Extreme-Scale Computing Project Aims to Advance Precision Oncology

By Kaylee Towey, Student Intern
Image of a computer motherboard.

Two government agencies and five national laboratories are collaborating to develop extremely high-performance computing capabilities that will analyze mountains of research and clinical data to improve scientific understanding of cancer, predict drug response, and improve treatments for patients.

The cross-agency collaboration includes the National Cancer Institute and the Department of Energy along with five national labs—Argonne, Oak Ridge, Lawrence Livermore, Los Alamos, and Frederick—and is known collectively the Joint Design of Advanced Computing Solutions for Cancer (JDACS4C) program.

JDACS4C is a DOE-NCI partnership formed in response to three national initiatives: the Precision Medicine Initiative, the Beau Biden Cancer Moonshot, and the National Strategic Computing Initiative (NSCI), which was established by an executive order signed on July 30, 2015. The executive order stated that, "it is the policy of the United States to sustain and enhance its scientific, technological, and economic leadership position in [high-performance computing] research, development, and deployment."

One of the JDACS4C projects, the Cancer Distributed Learning Environment (CANDLE), is creating the capability to use cancer data to build predictive models for drug response, provide better molecular understanding of disease growth, and support decisions on individualized treatment, all while assisting the three pilot programs of the JDACS4C.

CANDLE will be implemented as a widely accessible open-source computer environment that individual cancer researchers across the country will be able to install on their own systems. The easy-to-access program will encourage development of next-generation computer simulations that can be used to better understand biological processes in cancer and, ultimately, to predict which drugs would be most effective against which cancers.

"The early uses will likely be for studying the complexities of cancer, with potential for extending impact into support for precision oncology treatment decisions,” said Eric Stahlberg, Ph.D., director, Strategic and Data Science Initiatives in the Data Science and IT program at Frederick National Lab (FNL).

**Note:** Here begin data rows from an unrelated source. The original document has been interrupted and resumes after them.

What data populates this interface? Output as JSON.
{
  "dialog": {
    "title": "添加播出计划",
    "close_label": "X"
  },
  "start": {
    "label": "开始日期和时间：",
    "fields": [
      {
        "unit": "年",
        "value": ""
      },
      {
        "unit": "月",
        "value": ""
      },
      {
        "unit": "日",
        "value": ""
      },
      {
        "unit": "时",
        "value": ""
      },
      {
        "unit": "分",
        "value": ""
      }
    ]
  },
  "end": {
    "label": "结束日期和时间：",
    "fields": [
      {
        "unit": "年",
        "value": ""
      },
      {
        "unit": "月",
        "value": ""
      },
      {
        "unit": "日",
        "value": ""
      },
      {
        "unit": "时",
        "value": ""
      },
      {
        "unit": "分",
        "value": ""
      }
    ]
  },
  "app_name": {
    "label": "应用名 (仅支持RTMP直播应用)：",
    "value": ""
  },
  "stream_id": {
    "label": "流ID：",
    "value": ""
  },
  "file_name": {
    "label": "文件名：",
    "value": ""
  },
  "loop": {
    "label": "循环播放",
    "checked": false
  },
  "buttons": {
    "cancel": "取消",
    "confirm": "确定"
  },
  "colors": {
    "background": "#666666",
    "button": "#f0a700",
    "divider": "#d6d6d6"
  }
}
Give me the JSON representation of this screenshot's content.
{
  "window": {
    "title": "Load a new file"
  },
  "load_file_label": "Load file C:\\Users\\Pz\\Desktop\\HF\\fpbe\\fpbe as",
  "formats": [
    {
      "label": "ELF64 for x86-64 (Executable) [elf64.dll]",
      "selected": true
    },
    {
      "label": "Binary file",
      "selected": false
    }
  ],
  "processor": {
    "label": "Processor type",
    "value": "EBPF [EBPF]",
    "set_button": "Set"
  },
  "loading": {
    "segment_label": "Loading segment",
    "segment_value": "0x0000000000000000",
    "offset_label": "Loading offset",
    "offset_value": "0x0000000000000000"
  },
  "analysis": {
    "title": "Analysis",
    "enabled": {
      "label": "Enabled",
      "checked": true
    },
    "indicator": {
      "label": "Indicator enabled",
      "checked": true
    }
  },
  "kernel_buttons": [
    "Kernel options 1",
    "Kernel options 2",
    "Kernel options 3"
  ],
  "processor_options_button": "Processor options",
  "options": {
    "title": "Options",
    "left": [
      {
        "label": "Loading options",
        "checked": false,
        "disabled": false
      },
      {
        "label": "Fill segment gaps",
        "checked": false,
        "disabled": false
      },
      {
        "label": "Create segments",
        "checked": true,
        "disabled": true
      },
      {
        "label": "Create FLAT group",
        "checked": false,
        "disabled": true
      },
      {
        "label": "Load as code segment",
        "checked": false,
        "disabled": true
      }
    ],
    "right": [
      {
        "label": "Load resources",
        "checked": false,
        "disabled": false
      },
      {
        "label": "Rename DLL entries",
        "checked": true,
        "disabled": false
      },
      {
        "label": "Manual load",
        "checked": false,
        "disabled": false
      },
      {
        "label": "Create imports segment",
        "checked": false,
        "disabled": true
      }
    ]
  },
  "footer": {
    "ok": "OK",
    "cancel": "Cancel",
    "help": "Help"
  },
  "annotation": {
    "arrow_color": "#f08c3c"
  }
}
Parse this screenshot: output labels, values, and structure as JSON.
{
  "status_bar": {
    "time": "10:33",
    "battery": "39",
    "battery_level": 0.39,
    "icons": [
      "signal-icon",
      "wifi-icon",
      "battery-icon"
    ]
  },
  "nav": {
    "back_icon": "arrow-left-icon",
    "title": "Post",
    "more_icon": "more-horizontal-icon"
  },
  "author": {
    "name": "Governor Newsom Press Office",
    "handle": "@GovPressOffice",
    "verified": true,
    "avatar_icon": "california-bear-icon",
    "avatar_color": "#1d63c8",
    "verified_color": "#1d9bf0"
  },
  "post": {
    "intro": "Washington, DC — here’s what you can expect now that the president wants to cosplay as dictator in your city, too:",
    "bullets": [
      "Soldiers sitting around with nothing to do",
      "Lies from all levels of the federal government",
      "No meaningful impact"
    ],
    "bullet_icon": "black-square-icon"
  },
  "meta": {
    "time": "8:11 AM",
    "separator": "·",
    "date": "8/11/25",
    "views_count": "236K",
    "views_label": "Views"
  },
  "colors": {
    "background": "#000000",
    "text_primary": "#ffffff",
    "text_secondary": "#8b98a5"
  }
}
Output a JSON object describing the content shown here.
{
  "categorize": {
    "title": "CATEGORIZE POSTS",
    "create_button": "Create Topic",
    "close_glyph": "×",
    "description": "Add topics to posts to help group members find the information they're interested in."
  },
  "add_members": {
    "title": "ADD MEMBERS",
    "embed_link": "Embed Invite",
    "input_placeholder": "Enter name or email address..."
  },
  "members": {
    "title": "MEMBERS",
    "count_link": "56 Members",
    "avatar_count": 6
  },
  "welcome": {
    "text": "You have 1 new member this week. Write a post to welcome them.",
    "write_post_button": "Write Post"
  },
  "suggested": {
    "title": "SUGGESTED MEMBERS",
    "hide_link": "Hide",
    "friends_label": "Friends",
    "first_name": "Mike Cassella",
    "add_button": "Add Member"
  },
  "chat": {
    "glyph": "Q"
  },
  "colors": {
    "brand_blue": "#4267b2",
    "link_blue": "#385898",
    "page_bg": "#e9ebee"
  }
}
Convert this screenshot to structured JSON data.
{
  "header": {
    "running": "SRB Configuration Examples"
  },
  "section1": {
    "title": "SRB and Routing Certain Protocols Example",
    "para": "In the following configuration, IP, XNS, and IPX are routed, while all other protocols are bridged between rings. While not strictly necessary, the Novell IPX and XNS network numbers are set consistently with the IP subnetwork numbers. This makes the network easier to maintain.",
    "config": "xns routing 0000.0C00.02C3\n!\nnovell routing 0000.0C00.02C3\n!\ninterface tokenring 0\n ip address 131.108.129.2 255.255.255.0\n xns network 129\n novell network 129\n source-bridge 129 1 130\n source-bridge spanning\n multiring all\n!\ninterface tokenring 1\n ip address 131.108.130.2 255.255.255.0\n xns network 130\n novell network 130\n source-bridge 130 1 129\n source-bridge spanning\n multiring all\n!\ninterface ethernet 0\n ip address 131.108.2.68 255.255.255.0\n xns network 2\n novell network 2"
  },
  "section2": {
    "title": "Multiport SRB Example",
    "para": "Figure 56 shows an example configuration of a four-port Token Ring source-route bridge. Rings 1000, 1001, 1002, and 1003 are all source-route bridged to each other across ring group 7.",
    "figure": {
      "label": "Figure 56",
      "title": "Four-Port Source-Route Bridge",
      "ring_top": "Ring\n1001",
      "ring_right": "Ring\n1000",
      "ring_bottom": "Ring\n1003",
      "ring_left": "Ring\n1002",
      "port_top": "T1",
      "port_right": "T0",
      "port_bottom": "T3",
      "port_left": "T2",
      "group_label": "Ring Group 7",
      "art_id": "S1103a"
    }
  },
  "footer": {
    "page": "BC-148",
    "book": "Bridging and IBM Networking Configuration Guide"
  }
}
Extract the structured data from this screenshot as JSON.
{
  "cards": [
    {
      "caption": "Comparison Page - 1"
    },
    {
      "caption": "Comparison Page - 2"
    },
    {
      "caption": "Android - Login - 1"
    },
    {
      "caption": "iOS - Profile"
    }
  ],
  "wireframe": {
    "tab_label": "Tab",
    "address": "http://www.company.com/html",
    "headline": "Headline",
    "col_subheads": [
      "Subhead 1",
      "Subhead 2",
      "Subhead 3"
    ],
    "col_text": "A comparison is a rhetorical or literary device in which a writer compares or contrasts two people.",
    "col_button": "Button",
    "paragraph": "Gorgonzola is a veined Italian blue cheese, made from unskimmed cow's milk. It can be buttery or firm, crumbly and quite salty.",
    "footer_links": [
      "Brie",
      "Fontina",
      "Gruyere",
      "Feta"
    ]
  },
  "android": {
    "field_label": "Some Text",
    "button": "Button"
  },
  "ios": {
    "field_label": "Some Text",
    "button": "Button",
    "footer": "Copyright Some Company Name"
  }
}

CANDLE is more than a platform for sharing. The system is programmed to “learn.” The software is designed to detect complex patterns in large data sets that may be invisible to researchers. This is called deep learning. The software will link this new information to known concepts, thereby extending the scientific understanding of processes involved in cancer.

Each cancer model’s parameters can be continually adjusted to bring the machine’s predicted responses closer to observed responses. The computer predictions will be validated by scientists to ensure accuracy. The ability to explore a broad range of models and data enables CANDLE to identify potential novel solutions and insights in unanticipated areas.

“The research community has collected thousands of experiments with hundreds of thousands of data points characterizing tumors and their response to the drugs,” said Rick Stevens, an associate laboratory director at the DOE’s Argonne National Laboratory and professor of computer science at the University of Chicago. “By working with the national laboratories, the National Cancer Institute can now use the computing resources of the national labs to build scalable predictive models for the cancer problem.”

A significant milestone in the use of predictive models is evident in one of the largest precision medicine clinical trials in the nation, the NCI-Molecular Analysis for Therapy Choice (NCI-MATCH) led by ECOG-ACRIN (part of NCI’s National Clinical Trials Network). The trial incorporates expertly defined algorithms to help match the genetic mutations found in the tumors of individual patients with drugs available to target those mutations, and to do so accurately and rapidly.

The deep learning approach underlying CANDLE builds upon this important advance, enabling an even greater range of potential models and data to be incorporated into the development of predictive models.  Already deep learning has enabled recent advances in identifying skin cancer, improving breast cancer diagnosis, and predicting mutation rates in prostate cancer, Stahlberg said.

CANDLE will also build upon emerging data resources being initiated by NCI and supported by the Frederick National Lab, such as the genomic data repository at the University of Chicago called the Genomic Data Commons, which supports the NCI cancer moonshot.

CANDLE will ultimately enable scientists to analyze information from many sources to look for key cancer biomarkers, molecules in the bloodstream that indicate the presence of the disease, and other information that may predict treatment response, Stahlberg said. The scalability of the system is an important aspect of the DOE design for CANDLE, with the ability to accommodate the analysis of millions of clinical patient records that can aid development of databases of disease metastasis and recurrence.

The Frederick National Lab has installed and tested early versions of CANDLE. Planned incremental releases of the software will enable broad use of the technology and allow scientists and researchers to provide insight and feedback to guide future development of the software.

“The exciting potential behind the development of CANDLE is the emerging set of unique and creative ways in which the deep learning capability will be applied in and shared among the cancer research community,” Stahlberg said.